The NRA wept and wailed. Take away our bayonet mounts, and the next thing you’ll want are shotguns, handguns, slingshots.
None of this happened. The ban was not extended to cover any further weapons.
The legislation did limit the size of magazines to 10 rounds, a reasonable provision, but finally not that helpful.
In fact, the Federal Assault Weapons Ban was of such minimal use — and caused so much grief to legislators involved — that politicians a few years later did not want to go anywhere near it.
The 1994 law had a “sunset clause,” meaning that it had to be renewed in 2004 or it would evaporate, and 2004 just happened to be four years into the trigger-happy Bush administration, and three years after 9/11. Every citizen was nervous about perceived national weakness, and every politician was nervous about the massive political hit taken by the Democrats after the ban was passed. Hence there was no impetus on either side of the aisle to extend the legislation, and the 1994 law died a quiet and ignominious death.
So much for the slippery slope.
There is no other way to interpret this: our inclined plane is tilted in precisely the opposite direction from the one the NRA would have you believe. The almost impossible business is climbing up the slope towards gun control.
This remains, however, an extremely good metaphor. Ever tried to ascend an iced hill? You get one or two steps up, and then you have to hold your breath and balance — absolutely still — in order to maintain the little bit of ground you’ve achieved. There is no question of going any further. Simply staying where you are requires immense concentration.
It is natural at this point to give up. You sure ain’t going anywhere, so what’s the purpose of clinging to your sorry accomplishment? And so it goes: we slide back down the slope into a silly, maximalist reading of the Second Amendment.
The Federal Assault Weapons Ban of 1994 is captured almost perfectly by this simile. No doubt the NRA took note of this and studied it, before flipping it to produce their perfect lie: oh, those slopes are horribly slippery, and they tilt disastrously towards gun grabbing and tyranny.
Don’t fool yourself: the gun lobby is willing to give up precisely nothing. They do not negotiate. This disingenuous conceit — this slippery fiction — allows them to justify the most extreme form of intransigence.

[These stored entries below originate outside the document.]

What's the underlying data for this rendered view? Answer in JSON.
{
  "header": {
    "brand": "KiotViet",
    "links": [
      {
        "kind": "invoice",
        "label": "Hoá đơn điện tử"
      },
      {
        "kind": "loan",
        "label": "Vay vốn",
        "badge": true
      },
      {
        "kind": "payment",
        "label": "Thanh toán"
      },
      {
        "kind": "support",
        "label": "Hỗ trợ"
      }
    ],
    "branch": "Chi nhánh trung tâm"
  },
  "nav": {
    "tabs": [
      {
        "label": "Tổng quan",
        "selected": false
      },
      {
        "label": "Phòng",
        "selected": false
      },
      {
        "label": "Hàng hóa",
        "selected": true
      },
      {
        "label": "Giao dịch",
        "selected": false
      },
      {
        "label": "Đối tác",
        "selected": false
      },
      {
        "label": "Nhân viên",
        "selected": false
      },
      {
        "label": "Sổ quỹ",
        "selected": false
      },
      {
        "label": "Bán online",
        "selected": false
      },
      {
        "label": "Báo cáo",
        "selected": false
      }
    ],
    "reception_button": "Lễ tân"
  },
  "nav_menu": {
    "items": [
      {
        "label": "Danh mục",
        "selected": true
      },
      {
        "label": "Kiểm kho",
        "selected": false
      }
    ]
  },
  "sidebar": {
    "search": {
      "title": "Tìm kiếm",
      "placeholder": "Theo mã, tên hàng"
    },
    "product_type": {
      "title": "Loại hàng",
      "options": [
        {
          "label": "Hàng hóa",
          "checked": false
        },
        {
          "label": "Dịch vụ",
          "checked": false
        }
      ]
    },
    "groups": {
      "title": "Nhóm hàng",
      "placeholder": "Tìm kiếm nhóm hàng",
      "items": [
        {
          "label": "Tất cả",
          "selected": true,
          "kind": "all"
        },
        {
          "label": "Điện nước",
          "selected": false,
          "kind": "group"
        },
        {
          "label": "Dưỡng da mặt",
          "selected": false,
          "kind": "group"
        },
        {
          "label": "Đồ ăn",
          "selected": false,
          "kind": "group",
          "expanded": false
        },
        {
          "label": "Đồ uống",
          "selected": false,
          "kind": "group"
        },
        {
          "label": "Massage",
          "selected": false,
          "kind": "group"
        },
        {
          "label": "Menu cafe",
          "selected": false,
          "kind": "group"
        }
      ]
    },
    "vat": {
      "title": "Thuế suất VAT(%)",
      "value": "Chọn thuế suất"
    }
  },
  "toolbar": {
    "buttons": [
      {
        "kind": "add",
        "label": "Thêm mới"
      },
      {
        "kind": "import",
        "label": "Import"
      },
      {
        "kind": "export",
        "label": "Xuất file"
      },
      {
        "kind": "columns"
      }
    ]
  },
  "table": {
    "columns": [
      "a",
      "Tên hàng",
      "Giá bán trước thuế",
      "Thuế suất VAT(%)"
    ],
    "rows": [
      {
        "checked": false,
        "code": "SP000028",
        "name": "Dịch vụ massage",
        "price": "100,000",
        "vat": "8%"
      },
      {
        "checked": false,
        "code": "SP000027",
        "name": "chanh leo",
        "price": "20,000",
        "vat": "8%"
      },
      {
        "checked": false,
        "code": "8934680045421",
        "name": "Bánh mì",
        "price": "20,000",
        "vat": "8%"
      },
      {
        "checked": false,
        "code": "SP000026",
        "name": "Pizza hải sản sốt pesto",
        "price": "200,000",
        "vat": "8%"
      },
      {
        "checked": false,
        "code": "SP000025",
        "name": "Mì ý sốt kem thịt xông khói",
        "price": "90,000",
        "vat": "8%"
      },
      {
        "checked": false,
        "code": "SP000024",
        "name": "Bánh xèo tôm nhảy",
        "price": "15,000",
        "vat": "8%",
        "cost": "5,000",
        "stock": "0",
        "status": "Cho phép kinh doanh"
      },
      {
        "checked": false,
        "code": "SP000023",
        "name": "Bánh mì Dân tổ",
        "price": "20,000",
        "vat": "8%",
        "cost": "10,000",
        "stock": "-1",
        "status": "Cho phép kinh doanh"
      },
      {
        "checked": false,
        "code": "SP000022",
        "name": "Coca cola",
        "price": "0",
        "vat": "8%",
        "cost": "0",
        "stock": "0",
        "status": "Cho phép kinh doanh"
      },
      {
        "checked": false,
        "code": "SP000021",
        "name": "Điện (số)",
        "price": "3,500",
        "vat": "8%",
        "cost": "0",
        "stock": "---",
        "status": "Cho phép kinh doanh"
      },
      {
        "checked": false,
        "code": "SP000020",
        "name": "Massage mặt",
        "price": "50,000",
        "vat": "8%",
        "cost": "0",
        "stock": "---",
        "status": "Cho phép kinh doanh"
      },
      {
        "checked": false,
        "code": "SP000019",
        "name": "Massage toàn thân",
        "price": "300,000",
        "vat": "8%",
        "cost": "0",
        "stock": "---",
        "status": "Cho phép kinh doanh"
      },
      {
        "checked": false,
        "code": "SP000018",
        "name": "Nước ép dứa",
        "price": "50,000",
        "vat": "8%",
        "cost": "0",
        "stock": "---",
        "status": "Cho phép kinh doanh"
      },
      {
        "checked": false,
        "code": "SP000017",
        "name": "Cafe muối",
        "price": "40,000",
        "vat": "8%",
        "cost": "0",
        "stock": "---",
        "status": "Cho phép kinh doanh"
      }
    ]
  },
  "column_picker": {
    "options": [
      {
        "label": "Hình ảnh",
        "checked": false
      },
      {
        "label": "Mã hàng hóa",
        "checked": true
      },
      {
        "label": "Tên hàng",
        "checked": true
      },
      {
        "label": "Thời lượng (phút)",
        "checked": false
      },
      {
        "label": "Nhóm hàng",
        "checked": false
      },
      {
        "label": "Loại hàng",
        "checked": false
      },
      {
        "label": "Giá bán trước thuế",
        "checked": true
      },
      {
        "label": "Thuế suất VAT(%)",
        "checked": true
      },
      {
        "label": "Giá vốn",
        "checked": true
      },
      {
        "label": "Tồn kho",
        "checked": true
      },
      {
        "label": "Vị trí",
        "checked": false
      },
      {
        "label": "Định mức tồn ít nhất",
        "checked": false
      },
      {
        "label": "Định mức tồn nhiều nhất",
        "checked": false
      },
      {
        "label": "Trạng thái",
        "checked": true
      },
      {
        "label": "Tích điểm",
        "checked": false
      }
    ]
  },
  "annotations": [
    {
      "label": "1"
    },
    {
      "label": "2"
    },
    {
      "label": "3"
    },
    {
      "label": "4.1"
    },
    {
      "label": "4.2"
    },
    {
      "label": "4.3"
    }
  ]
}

Note how it works: “If we give up even a nanometer of gun rights, that’s it: we’re on an infernal toboggan, sliding into that hell where all guns are banned. Hence? We give them nada.”
It is an apparently reasonable argument, and it serves to crank up the jittery will of paranoid extremists.
The NRA feeds its members on a steady diet of fear. Responsible gun owners don’t swallow this: most of them have long favored practical gun control; they are important allies in this battle. Yes, many belong to the NRA, but they do not buy into the gun-grabber paranoia. The NRA plays, therefore, to the members that do: the armed and timid. If you can manipulate these people so that they always feel cornered, then they will always behave like cornered rats. That is how you make the terrified truly dangerous.
Hence, the NRA has good reason to favor this slippery metaphor. It is elegant propaganda: simple, scary and targeted: nobody wants to occupy dangerously tilted terrain, especially if they’re already off-kilter. Never mind that it is sane, decent citizens who stand on this carefully snake-oiled slope, and who slide — every single time — into the hell that is Columbine, and Virginia Tech, and Aurora, and Sandy Hook.